ROANOKE TIMES

                         Roanoke Times
                 Copyright (c) 1995, Landmark Communications, Inc.

DATE: WEDNESDAY, September 22, 1993                   TAG: 9309220013
SECTION: NATIONAL/INTERNATIONAL                    PAGE: A-4   EDITION: METRO 
SOURCE: Associated Press
DATELINE: WASHINGTON                                LENGTH: Medium


SENATE DEFEATS EFFORT TO CANCEL SPACE STATION

The Senate rebuffed a move to kill the space station on Tuesday, voting instead to provide the full $2.1 billion President Clinton wants next year for the heart of NASA's space effort.

The 59-40 tally to preserve the program came as the space agency told Clinton that it can have a permanently occupied station in orbit in 10 years for $19.4 billion.

Virginia Sen. Charles Robb voted to preserve the station; Sen. John Warner voted to kill it.

The new, reduced cost estimate was the most detailed since Clinton ordered the space agency to pare plans for the orbiting laboratory. The station, once called "Freedom" but temporarily rechristened "Alpha," had been estimated to cost $40 billion or more to build just a year ago.

Despite the lower price tag, Senate foes of the spacecraft called it a multibillion-dollar frill the country cannot afford. They insisted that it would offer few scientific benefits, and challenged the mostly conservative supporters of the spacecraft to vote to use the money for deficit reduction instead.

"Let's see if they want to cut spending, or if they simply want to act out a charade," said Sen. James Sasser, D-Tenn., who with Sen. Dale Bumpers, D-Ark., have been among the chief foes of the space station.

Supporters of the station said it could reap advances in medicine, electronics and other areas. And they said it was a valuable opportunity for cooperation with Russia, which may become a partner.

"It will enhance the situation there," said Sen. Barbara Mikulski, D-Md., a station supporter. "The fact that they will know one of the anchors will be scientific cooperation with the United States I think will be significant stabilizing force."

The money for the space craft was included in legislation providing $87.9 billion for space, veterans, housing, environmental and other programs for fiscal 1994, which begins Oct. 1.
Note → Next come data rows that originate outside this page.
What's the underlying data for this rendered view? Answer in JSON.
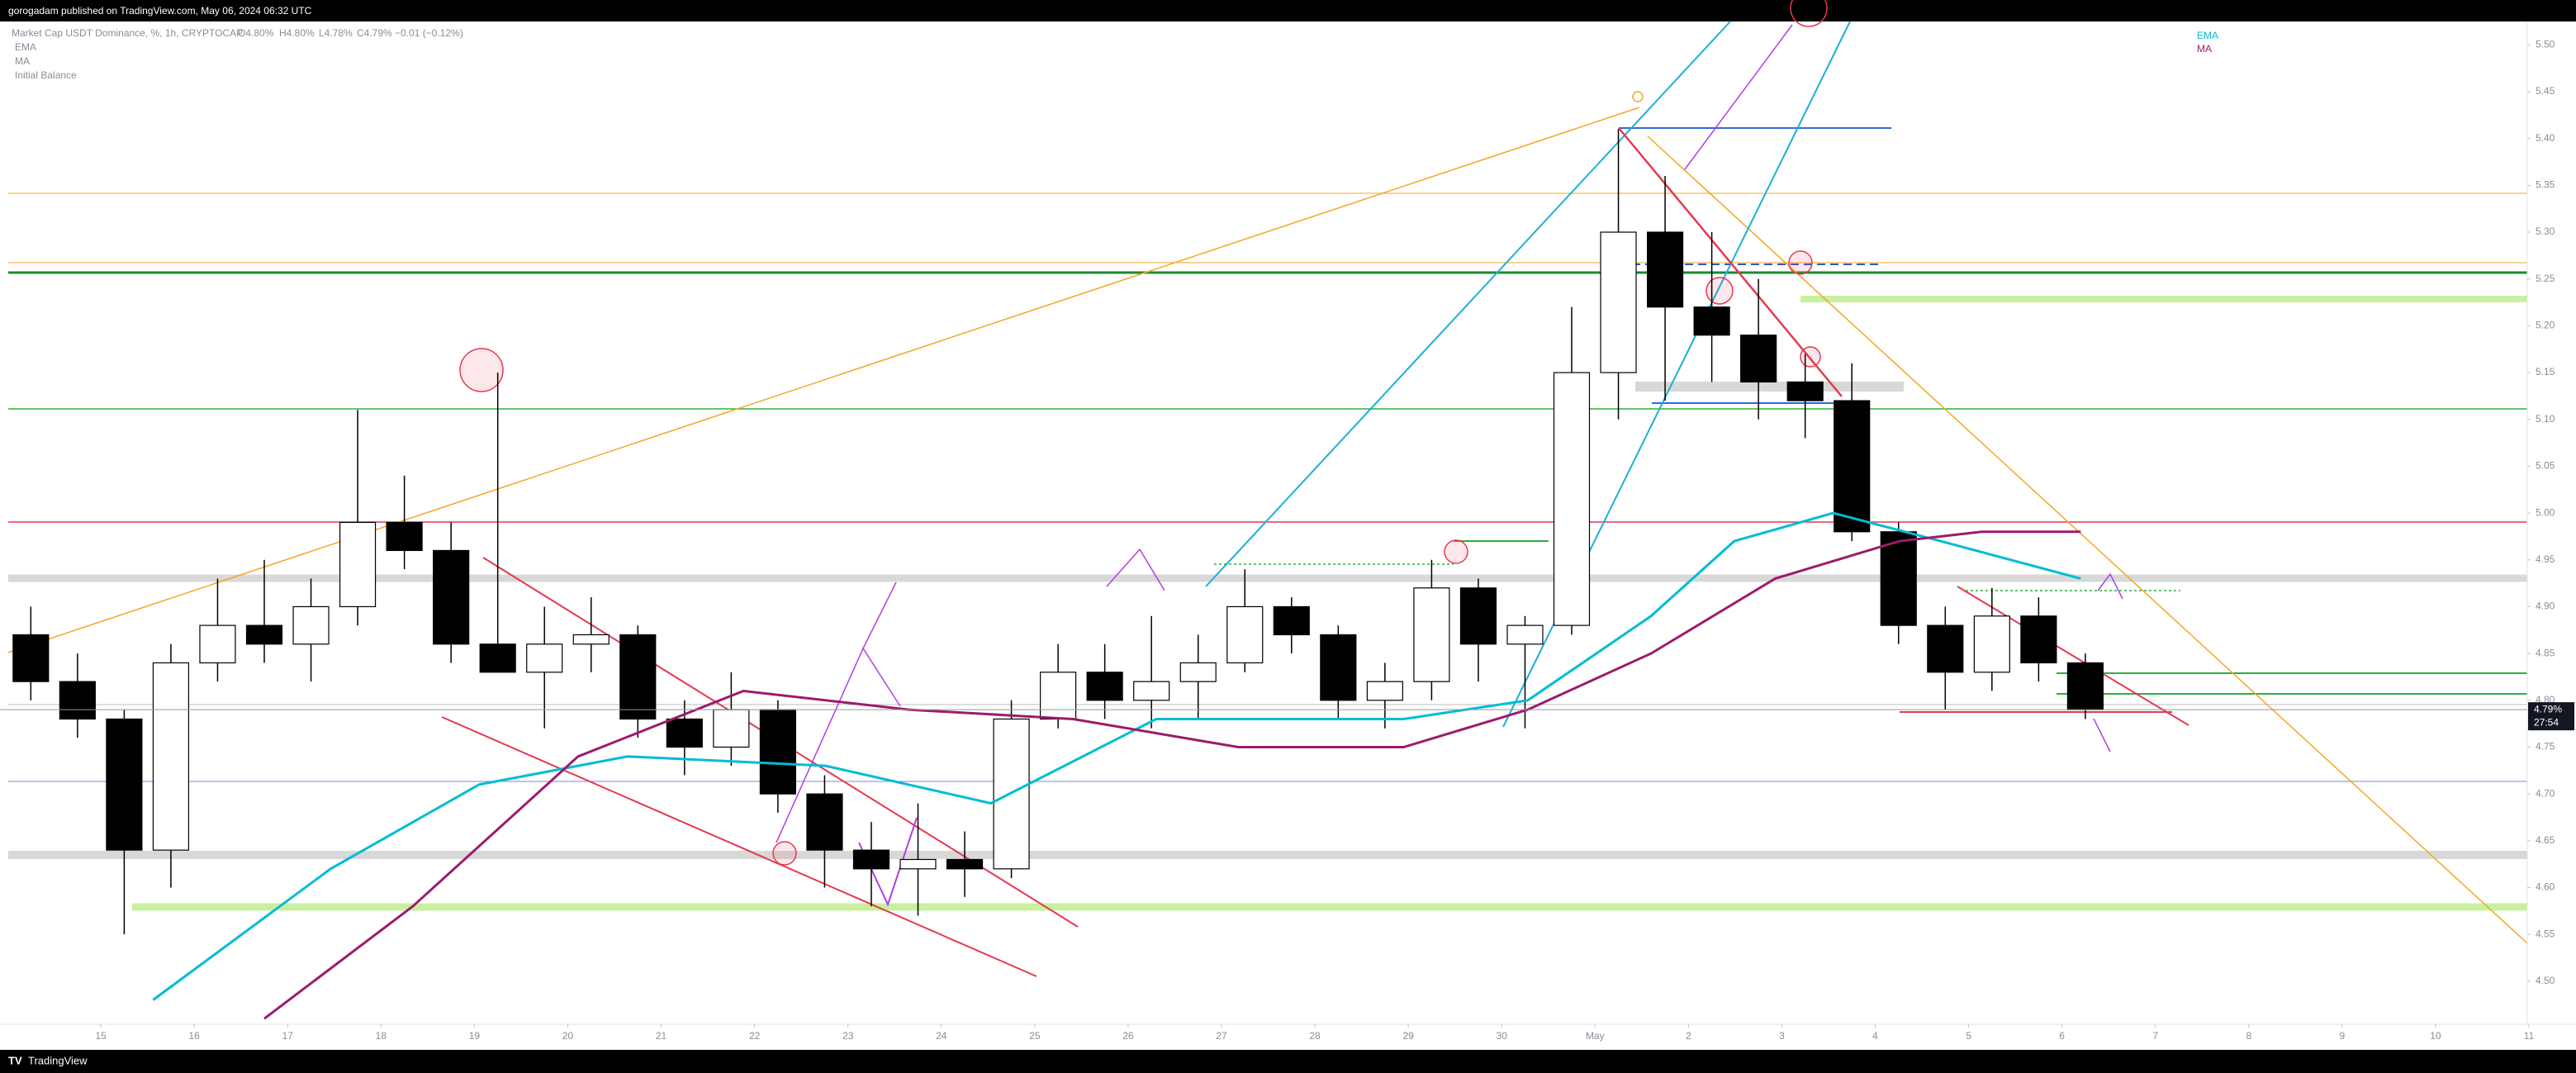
{
  "header": {
    "publisher": "gorogadam published on TradingView.com, May 06, 2024 06:32 UTC",
    "symbol": "Market Cap USDT Dominance, %, 1h, CRYPTOCAP",
    "ohlc": [
      "O4.80%",
      "H4.80%",
      "L4.78%",
      "C4.79%"
    ],
    "change": "−0.01 (−0.12%)",
    "indicators": [
      "EMA",
      "MA",
      "Initial Balance"
    ]
  },
  "footer": {
    "brand": "TradingView"
  },
  "chart_data": {
    "type": "candlestick",
    "x": [
      0.25,
      0.75,
      1.25,
      1.75,
      2.25,
      2.75,
      3.25,
      3.75,
      4.25,
      4.75,
      5.25,
      5.75,
      6.25,
      6.75,
      7.25,
      7.75,
      8.25,
      8.75,
      9.25,
      9.75,
      10.25,
      10.75,
      11.25,
      11.75,
      12.25,
      12.75,
      13.25,
      13.75,
      14.25,
      14.75,
      15.25,
      15.75,
      16.25,
      16.75,
      17.25,
      17.75,
      18.25,
      18.75,
      19.25,
      19.75,
      20.25,
      20.75,
      21.25,
      21.75,
      22.25
    ],
    "open": [
      4.87,
      4.82,
      4.78,
      4.64,
      4.84,
      4.88,
      4.86,
      4.9,
      4.99,
      4.96,
      4.86,
      4.83,
      4.86,
      4.87,
      4.78,
      4.75,
      4.79,
      4.7,
      4.64,
      4.62,
      4.63,
      4.62,
      4.78,
      4.83,
      4.8,
      4.82,
      4.84,
      4.9,
      4.87,
      4.8,
      4.82,
      4.92,
      4.86,
      4.88,
      5.15,
      5.3,
      5.22,
      5.19,
      5.14,
      5.12,
      4.98,
      4.88,
      4.83,
      4.89,
      4.84
    ],
    "high": [
      4.9,
      4.85,
      4.79,
      4.86,
      4.93,
      4.95,
      4.93,
      5.11,
      5.04,
      4.99,
      5.15,
      4.9,
      4.91,
      4.88,
      4.8,
      4.83,
      4.8,
      4.72,
      4.67,
      4.69,
      4.66,
      4.8,
      4.86,
      4.86,
      4.89,
      4.87,
      4.94,
      4.91,
      4.88,
      4.84,
      4.95,
      4.93,
      4.89,
      5.22,
      5.41,
      5.36,
      5.3,
      5.25,
      5.17,
      5.16,
      4.99,
      4.9,
      4.92,
      4.91,
      4.85
    ],
    "low": [
      4.8,
      4.76,
      4.55,
      4.6,
      4.82,
      4.84,
      4.82,
      4.88,
      4.94,
      4.84,
      4.84,
      4.77,
      4.83,
      4.76,
      4.72,
      4.73,
      4.68,
      4.6,
      4.58,
      4.57,
      4.59,
      4.61,
      4.77,
      4.78,
      4.77,
      4.78,
      4.83,
      4.85,
      4.78,
      4.77,
      4.8,
      4.82,
      4.77,
      4.87,
      5.1,
      5.12,
      5.14,
      5.1,
      5.08,
      4.97,
      4.86,
      4.79,
      4.81,
      4.82,
      4.78
    ],
    "close": [
      4.82,
      4.78,
      4.64,
      4.84,
      4.88,
      4.86,
      4.9,
      4.99,
      4.96,
      4.86,
      4.83,
      4.86,
      4.87,
      4.78,
      4.75,
      4.79,
      4.7,
      4.64,
      4.62,
      4.63,
      4.62,
      4.78,
      4.83,
      4.8,
      4.82,
      4.84,
      4.9,
      4.87,
      4.8,
      4.82,
      4.92,
      4.86,
      4.88,
      5.15,
      5.3,
      5.22,
      5.19,
      5.14,
      5.12,
      4.98,
      4.88,
      4.83,
      4.89,
      4.84,
      4.79
    ],
    "up_color": "#ffffff",
    "down_color": "#000000",
    "border_color": "#000000",
    "overlays": [
      {
        "name": "EMA",
        "color": "#00bcd4",
        "x": [
          1.56,
          3.46,
          5.05,
          6.64,
          8.76,
          10.53,
          12.3,
          14.95,
          16.28,
          17.6,
          18.49,
          19.55,
          20.7,
          22.2
        ],
        "values": [
          4.48,
          4.62,
          4.71,
          4.74,
          4.73,
          4.69,
          4.78,
          4.78,
          4.8,
          4.89,
          4.97,
          5.0,
          4.97,
          4.93
        ]
      },
      {
        "name": "MA",
        "color": "#9c1b6b",
        "x": [
          2.75,
          4.34,
          6.11,
          7.88,
          9.65,
          11.41,
          13.18,
          14.95,
          16.28,
          17.6,
          18.93,
          20.26,
          21.14,
          22.2
        ],
        "values": [
          4.46,
          4.58,
          4.74,
          4.81,
          4.79,
          4.78,
          4.75,
          4.75,
          4.79,
          4.85,
          4.93,
          4.97,
          4.98,
          4.98
        ]
      }
    ],
    "last_price": {
      "value": 4.79,
      "label": "4.79%"
    },
    "countdown": "27:54",
    "xlim": [
      -0.08,
      27
    ],
    "xticks": [
      {
        "value": 1,
        "label": "15"
      },
      {
        "value": 2,
        "label": "16"
      },
      {
        "value": 3,
        "label": "17"
      },
      {
        "value": 4,
        "label": "18"
      },
      {
        "value": 5,
        "label": "19"
      },
      {
        "value": 6,
        "label": "20"
      },
      {
        "value": 7,
        "label": "21"
      },
      {
        "value": 8,
        "label": "22"
      },
      {
        "value": 9,
        "label": "23"
      },
      {
        "value": 10,
        "label": "24"
      },
      {
        "value": 11,
        "label": "25"
      },
      {
        "value": 12,
        "label": "26"
      },
      {
        "value": 13,
        "label": "27"
      },
      {
        "value": 14,
        "label": "28"
      },
      {
        "value": 15,
        "label": "29"
      },
      {
        "value": 16,
        "label": "30"
      },
      {
        "value": 17,
        "label": "May"
      },
      {
        "value": 18,
        "label": "2"
      },
      {
        "value": 19,
        "label": "3"
      },
      {
        "value": 20,
        "label": "4"
      },
      {
        "value": 21,
        "label": "5"
      },
      {
        "value": 22,
        "label": "6"
      },
      {
        "value": 23,
        "label": "7"
      },
      {
        "value": 24,
        "label": "8"
      },
      {
        "value": 25,
        "label": "9"
      },
      {
        "value": 26,
        "label": "10"
      },
      {
        "value": 27,
        "label": "11"
      }
    ],
    "ylim": [
      4.454,
      5.525
    ],
    "yticks": [
      {
        "value": 4.5,
        "label": "4.50"
      },
      4.55,
      {
        "value": 4.6,
        "label": "4.60"
      },
      4.65,
      {
        "value": 4.7,
        "label": "4.70"
      },
      4.75,
      {
        "value": 4.8,
        "label": "4.80"
      },
      4.85,
      {
        "value": 4.9,
        "label": "4.90"
      },
      4.95,
      {
        "value": 5.0,
        "label": "5.00"
      },
      5.05,
      {
        "value": 5.1,
        "label": "5.10"
      },
      5.15,
      {
        "value": 5.2,
        "label": "5.20"
      },
      5.25,
      {
        "value": 5.3,
        "label": "5.30"
      },
      5.35,
      {
        "value": 5.4,
        "label": "5.40"
      },
      5.45,
      {
        "value": 5.5,
        "label": "5.50"
      }
    ]
  }
}
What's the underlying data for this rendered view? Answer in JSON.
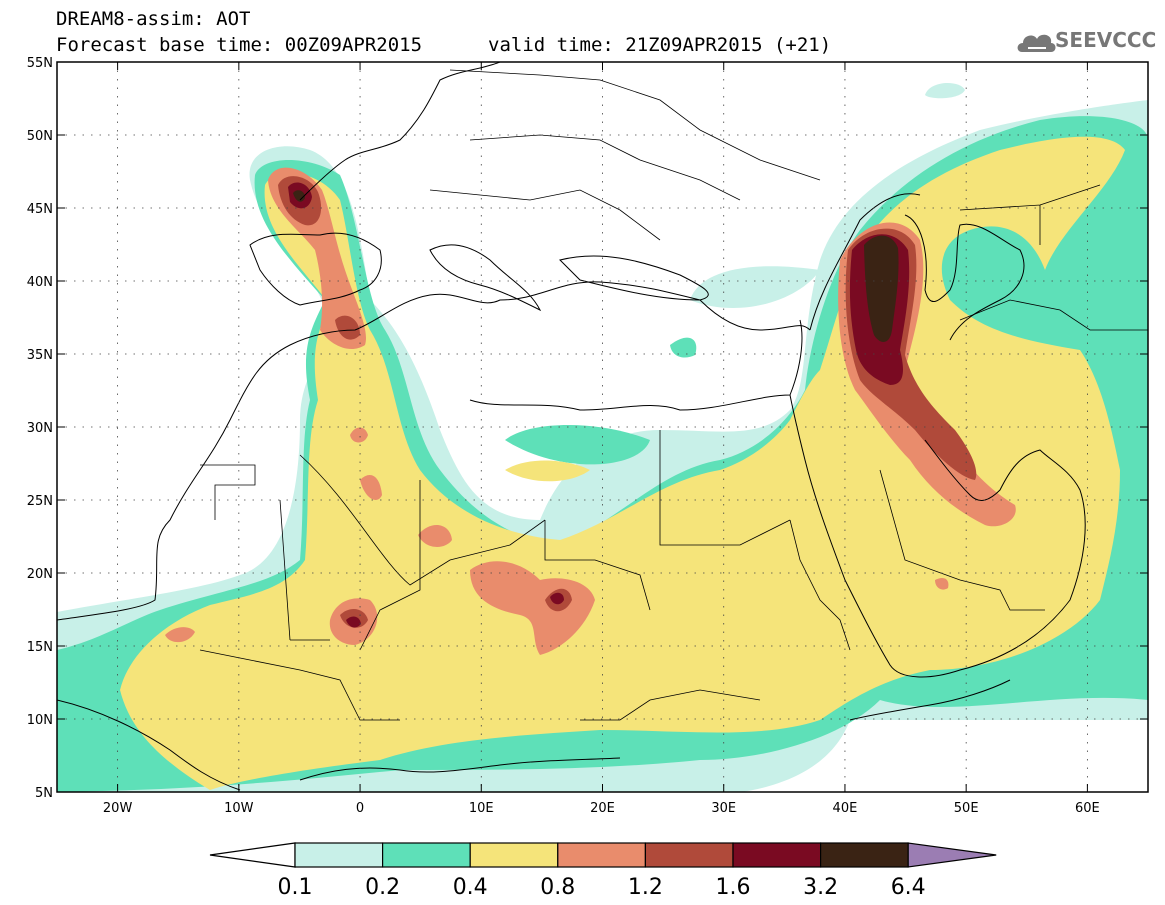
{
  "header": {
    "title": "DREAM8-assim: AOT",
    "base_time_label": "Forecast base time: 00Z09APR2015",
    "valid_time_label": "valid time: 21Z09APR2015 (+21)",
    "logo_text": "SEEVCCC"
  },
  "map": {
    "lon_range": [
      -25,
      65
    ],
    "lat_range": [
      5,
      55
    ],
    "x_ticks": [
      "20W",
      "10W",
      "0",
      "10E",
      "20E",
      "30E",
      "40E",
      "50E",
      "60E"
    ],
    "x_tick_values": [
      -20,
      -10,
      0,
      10,
      20,
      30,
      40,
      50,
      60
    ],
    "y_ticks": [
      "5N",
      "10N",
      "15N",
      "20N",
      "25N",
      "30N",
      "35N",
      "40N",
      "45N",
      "50N",
      "55N"
    ],
    "y_tick_values": [
      5,
      10,
      15,
      20,
      25,
      30,
      35,
      40,
      45,
      50,
      55
    ],
    "grid": "dotted"
  },
  "colorbar": {
    "labels": [
      "0.1",
      "0.2",
      "0.4",
      "0.8",
      "1.2",
      "1.6",
      "3.2",
      "6.4"
    ],
    "colors": [
      "#c8f0e8",
      "#5ee0b8",
      "#f5e47a",
      "#e98c6c",
      "#b04a3a",
      "#7a0a22",
      "#3a2314",
      "#9b7db3"
    ],
    "under_color": "#ffffff"
  }
}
The House approved $2.1 billion for the craft in its version of the bill in June, but only after opponents narrowly lost two attempts at killing the program.

The space agency's new $19.4 billion cost estimate does not include savings or a speeded-up construction schedule to be gained from possible Russian participation, or the $9 billion spent since 1984 on a multitude of discarded designs.

Earlier this month the space agency submitted a design for Alpha to the White House and fleshed it out Monday with a cost schedule. The Alpha plan depends on spending $2.1 billion a year for the project in the first five years and $8.9 billion from 1998 until September 2003.